Audit Details for ACT
- Emily Lang (Unlicensed)
- Kimberly Corrigan
- Ann Novakowski
Version | Summary |
|---|---|
10/24/2022 | Updated list of Project Leads |
10/24/2022 | Created version tracking table |
ACT Data Sorting and Triaging
The Synapse ACT determines which flagged entities require further investigation or action. In general, we are most concerned about entities that are publicly available that have unintentionally become unrestricted or uncontrolled. Please reference the use case tables below to identify when it is necessary to reach out to a Project Lead or Synapse user. Project Leads are as follows (as of Oct 2022)*:
AD Knowledge Portal: @Anna Greenwood (Unlicensed)
Challenges: @Jake Albrecht (Unlicensed)
GENIE: @Chelsea Nayan
mHEALTH: @Solly Sieberts
HTAN: @Ashley Clayton
Hackathons: @Jineta Banerjee
*If unsure, you can refer to this spreadsheet for the list of Sage PIs. The Sage PI can direct you to the Project Lead on projects not/listed here.

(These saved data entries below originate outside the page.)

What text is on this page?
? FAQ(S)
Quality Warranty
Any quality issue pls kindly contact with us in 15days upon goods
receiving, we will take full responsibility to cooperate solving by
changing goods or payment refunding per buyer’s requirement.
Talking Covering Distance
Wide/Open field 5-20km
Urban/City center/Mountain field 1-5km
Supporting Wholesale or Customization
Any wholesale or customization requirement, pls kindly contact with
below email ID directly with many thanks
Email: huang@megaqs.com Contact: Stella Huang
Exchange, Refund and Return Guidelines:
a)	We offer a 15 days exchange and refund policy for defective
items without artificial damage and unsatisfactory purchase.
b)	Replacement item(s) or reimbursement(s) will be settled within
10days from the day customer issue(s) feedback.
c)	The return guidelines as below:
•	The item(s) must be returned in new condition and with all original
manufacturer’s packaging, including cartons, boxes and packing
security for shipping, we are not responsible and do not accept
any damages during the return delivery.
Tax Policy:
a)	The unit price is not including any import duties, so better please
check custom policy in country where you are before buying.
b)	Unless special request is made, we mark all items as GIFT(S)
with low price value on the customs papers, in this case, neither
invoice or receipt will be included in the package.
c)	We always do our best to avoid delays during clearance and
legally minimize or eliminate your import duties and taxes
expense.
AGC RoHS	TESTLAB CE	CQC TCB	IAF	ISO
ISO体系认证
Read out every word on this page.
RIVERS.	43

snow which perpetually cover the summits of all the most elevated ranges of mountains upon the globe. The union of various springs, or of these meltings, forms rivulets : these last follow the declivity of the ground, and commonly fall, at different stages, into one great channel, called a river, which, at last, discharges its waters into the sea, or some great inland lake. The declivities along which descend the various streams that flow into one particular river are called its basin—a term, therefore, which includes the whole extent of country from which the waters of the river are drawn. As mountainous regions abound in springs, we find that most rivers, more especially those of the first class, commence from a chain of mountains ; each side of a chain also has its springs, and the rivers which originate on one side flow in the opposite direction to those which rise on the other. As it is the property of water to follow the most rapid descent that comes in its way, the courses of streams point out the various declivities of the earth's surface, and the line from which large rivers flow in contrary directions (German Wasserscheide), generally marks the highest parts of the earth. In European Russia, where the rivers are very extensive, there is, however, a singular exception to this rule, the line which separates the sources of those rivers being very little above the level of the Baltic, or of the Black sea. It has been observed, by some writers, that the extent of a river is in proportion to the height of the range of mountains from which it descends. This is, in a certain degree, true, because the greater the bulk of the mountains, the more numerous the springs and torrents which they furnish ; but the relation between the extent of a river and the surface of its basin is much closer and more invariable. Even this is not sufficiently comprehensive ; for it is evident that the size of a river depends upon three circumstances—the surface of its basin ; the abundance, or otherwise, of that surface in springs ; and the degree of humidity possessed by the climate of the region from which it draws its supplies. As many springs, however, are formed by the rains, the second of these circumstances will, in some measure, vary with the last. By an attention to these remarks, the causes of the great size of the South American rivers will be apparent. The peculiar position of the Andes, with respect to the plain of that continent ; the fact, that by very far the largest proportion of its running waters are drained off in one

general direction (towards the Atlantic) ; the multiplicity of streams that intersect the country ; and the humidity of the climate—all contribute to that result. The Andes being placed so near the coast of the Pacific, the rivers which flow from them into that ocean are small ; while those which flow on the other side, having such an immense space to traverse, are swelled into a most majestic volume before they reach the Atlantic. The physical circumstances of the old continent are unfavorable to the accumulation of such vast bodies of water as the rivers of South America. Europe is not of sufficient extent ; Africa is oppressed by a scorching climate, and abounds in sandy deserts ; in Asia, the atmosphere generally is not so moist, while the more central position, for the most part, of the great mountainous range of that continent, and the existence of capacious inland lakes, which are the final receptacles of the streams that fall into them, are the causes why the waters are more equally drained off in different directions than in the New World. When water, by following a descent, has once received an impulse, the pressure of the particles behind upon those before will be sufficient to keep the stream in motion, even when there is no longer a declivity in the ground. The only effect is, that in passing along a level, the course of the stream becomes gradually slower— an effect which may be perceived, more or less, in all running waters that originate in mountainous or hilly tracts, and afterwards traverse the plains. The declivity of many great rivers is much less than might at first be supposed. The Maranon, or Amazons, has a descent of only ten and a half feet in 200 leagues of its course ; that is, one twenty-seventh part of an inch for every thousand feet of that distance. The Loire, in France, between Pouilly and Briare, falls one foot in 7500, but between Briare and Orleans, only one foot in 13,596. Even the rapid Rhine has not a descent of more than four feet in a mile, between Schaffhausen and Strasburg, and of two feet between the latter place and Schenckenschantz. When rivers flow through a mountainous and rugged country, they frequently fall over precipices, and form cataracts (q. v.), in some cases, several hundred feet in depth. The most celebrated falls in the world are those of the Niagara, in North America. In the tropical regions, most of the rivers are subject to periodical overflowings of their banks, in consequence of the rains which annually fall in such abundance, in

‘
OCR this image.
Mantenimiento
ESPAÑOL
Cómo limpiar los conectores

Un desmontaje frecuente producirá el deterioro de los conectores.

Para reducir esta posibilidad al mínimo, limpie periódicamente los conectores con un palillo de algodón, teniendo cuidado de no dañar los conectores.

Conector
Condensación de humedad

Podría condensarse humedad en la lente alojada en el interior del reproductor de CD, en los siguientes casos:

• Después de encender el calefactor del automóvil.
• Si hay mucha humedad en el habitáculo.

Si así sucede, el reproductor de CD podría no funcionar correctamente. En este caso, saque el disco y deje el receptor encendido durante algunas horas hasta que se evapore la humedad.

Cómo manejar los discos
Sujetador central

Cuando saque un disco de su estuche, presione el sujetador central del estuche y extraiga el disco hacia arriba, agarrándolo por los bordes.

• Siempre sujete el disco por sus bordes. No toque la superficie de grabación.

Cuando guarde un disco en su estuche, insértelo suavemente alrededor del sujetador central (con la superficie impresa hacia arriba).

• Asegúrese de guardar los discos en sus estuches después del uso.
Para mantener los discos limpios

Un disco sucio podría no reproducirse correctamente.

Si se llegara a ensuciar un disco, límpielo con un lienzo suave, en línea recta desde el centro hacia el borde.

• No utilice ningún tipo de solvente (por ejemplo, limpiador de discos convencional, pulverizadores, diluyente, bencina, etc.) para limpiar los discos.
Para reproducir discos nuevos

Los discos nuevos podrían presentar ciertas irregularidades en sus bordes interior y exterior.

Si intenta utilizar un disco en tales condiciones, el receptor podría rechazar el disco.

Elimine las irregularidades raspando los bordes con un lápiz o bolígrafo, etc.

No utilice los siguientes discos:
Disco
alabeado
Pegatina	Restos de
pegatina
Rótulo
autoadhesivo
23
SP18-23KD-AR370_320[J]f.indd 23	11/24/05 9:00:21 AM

Change of State Audit Use Cases
Use Case | Why is this needed? | Action Needed |
AR/Click-wrap (controlled/restricted) was removed from a public entity/project (this query should only include public entities in public projects). | Audit for security to ensure there have been no accidental breaches or loss of data. | Sort through Jira tickets to see whether this was accounted for. Otherwise reach out to the Community Manager. For scenarios where the entity/project is not linked to a Sage-managed Synapse Community, please reach out to the Synapse Security Engineer for further investigation before contacting external Synapse users. The Synapse Security Engineer should investigate whether the flagged entity contains local access settings, indicating that the entity’s access settings were not unintentionally acquired from the parent folder/project. If it seems that an entity’s access settings were inherited accidentally, ACT should reach out to the project owner. |
File switched to public and then back to private AND there is an access change to a less restrictive state than the original public file. | Audit for security to ensure there have been no accidental breaches or loss of data. | If the file was public for more than a day, investigate whether data was downloaded. If the data was downloaded during this time, reach out to the Community Manager. |
Sage employee’s test project is public. | Internal QA | Reach out to Community Manager (or the project owner if it is not associated with a community) to see whether the owner can make the entity private. |
AR/click-wrap was added AND the project or entity was made public. | Internal QA | Do not reach out to Community Manager, but ACT should ensure that the project is listed in the Conditions for Use Synapse page |
MD5 Audit Use Cases
Use Case | Query Information Need | Why is this needed? | Action Needed |
Instances where a restricted/controlled entity is copied and the resulting public duplicate is less restricted/controlled (regardless of if the source entity was public) | Date of event For both source and duplicates we will need: Project: synID, name Entity: synID, name, created by, last modified by, controlled status (was/is controlled), restricted status (was/is restricted), public/private Potential follow-up: If a breach is discovered, we will need: any downloaders after the date at which the AR/click-wrap was removed so we can contact them) | Audit for security to ensure that any duplicated files are under the correct access requirements | Reach out to Community Manager Reach out to Synapse Security Engineer if there is no Sage Community Manager associated with the project/entity |
Top Downloader Data
For Top Downloader Data, the Synapse Governance Team should review the 20 top downloaders and reach out to them directly if an issue is suspected.
Example Email:
Your Synapse account has been identified during a routine Synapse audit as having accessed a large number of files in the last six months. This activity may be expected due to how you use Synapse, or may be the result of a compromised or shared account.
Please reply to this email message to confirm that you are not aware of a breach of your Synapse credentials and that you have not shared them with anyone else.
Ensure that you document Community Manager and Synapse User responses within the respective audit data export doc to track which flagged entities are problematic and which are not.
What to Do if a Breach is Detected
Please follow this Synapse Data Breach SOP and reference this Synapse incident confluence page for steps on reporting breaches and a log of incidents that have occurred, respectively.
Note that in a case where an access requirement/click-wrap was inappropriately removed, ACT should request a list of downloaders following the removal date from the Synapse Security Engineer.
Make sure you log the incident both in the Governance Incident Tracker and in the Confluence Incident Log.